Uses and Disclosures Requiring Your Consent and Written Authorization

Uses and disclosures of your PHI outside of treatment, payment and health care operations, requires your consent and written authorization. In those instances when we are asked for information for other purposes, written authorization will be obtained from you before releasing this information. You may withdraw your consent and revoke your authorization at any time by doing so in writing. You may not revoke an authorization to the extent that (1) we have relied on that authorization and released PHI; or (2) if the authorization was obtained as a condition of obtaining insurance coverage, and the law provides the insurer the right to contest the claim under the policy.

Patient’s Rights

      • Have full and complete knowledge of your therapist’s qualifications and training.
      • Be fully informed regarding the financial terms under which services will be provided.
      • Discuss your treatment with anyone you choose, including another therapist.
      • Have a detailed explanation of any procedure or form of treatment prior to their initiation.
      • Inspect and/or obtain a copy of protected health information contained in your treatment and billing records for as long as we maintain them.
      • Amend and/or correct protected health information contained in your treatment and billing records.
      • Request restrictions on certain uses and disclosures of protected health information contained in your treatment and billing records.
      • Request and receive confidential communications of protected health information by alternative means at alternative locations (e.g., you may want to be called on a cell phone and not at home or work, you may want bills sent to another address, etc.).
      • Request and receive an accounting of disclosures of protected health information for which you have neither provided consent or authorization.
      • Revoke authorizations to release protected health information.
      • Specify in writing that no treatment records are to be maintained. We are not required to provide services under this condition and it is our policy to not provide treatment without maintaining a record.
      • Have pertinent information shared with another therapist, or any other party, provided you sign a release of information.
      • Specify in writing that information is not to be released to certain individuals.
      • Question the practice and competence of your therapist, and if you desire, to file a formal complaint with appropriate professional or legal bodies.
      • Request a review copy of the ethics code and other guidelines/procedures that govern your therapist’s practice.
      • Terminate treatment at any time or, in the case of court-ordered treatment, refuse to participate (recognizing that you may face legal consequences as a result).

Psychologist’s Duties

      • SVPS is required by law to maintain the privacy of PHI and to provide you with a notice of our legal duties and privacy practices with respect to PHI.
      • SVPS reserves the right to change our privacy policies and practices as laws, regulations, and requirements are updated and revised.
      • In the event SVPS revises our privacy policies and practices, we will make new copies available in our offices and post the changes on our website: svps-wa.com.

Questions and Complaints

 Please feel free to let either Dr. Monica Bristow or Dr. Gregg Schimmel know if you have questions about our privacy policies and practices, disagree with a decision we make about access to your PHI, or have other concerns about your privacy rights.

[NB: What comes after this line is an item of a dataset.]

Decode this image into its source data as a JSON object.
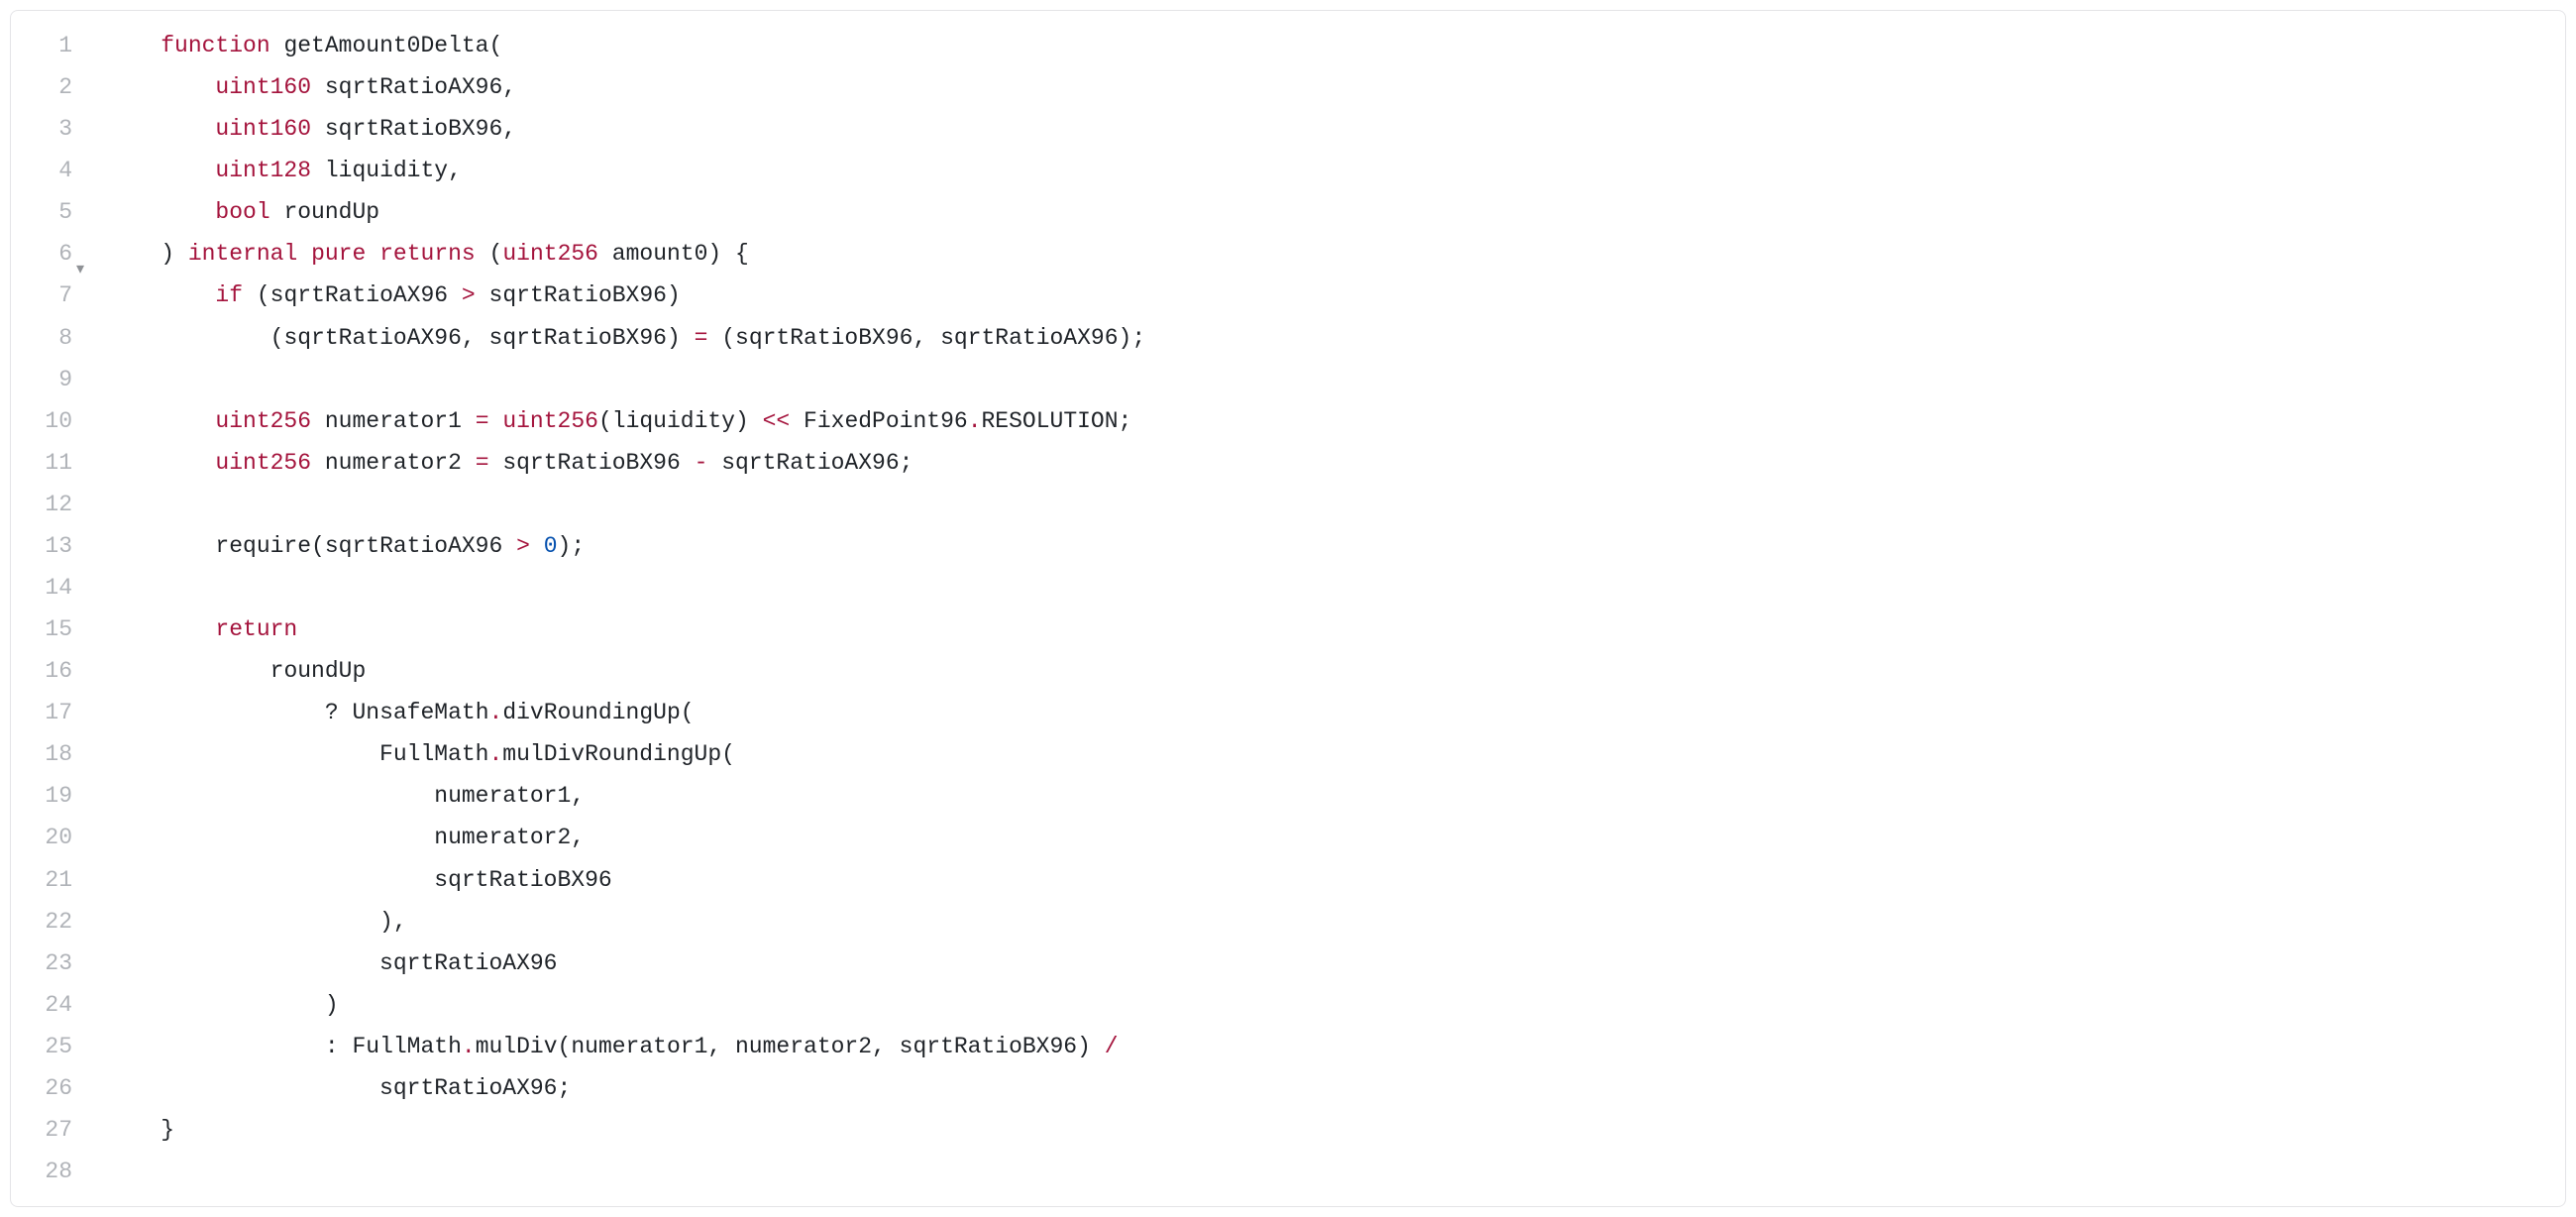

If you believe that your privacy rights have been violated and wish to file a complaint with us, you may send your written complaint to Dr. Monica Bristow or Dr. Gregg Schimmel at our office mailing address: 15446 Bel-Red Road, Suite 350, Redmond, WA 98052.

You may also send a written complaint to the Secretary of the U.S. Department of Health and Human Services.

You have specific rights under state and federal laws. SVPS will not retaliate against you for exercising your right to file a complaint.

Effective Date

These privacy practices went into effect on February 1, 2010 and were amended January, 2014.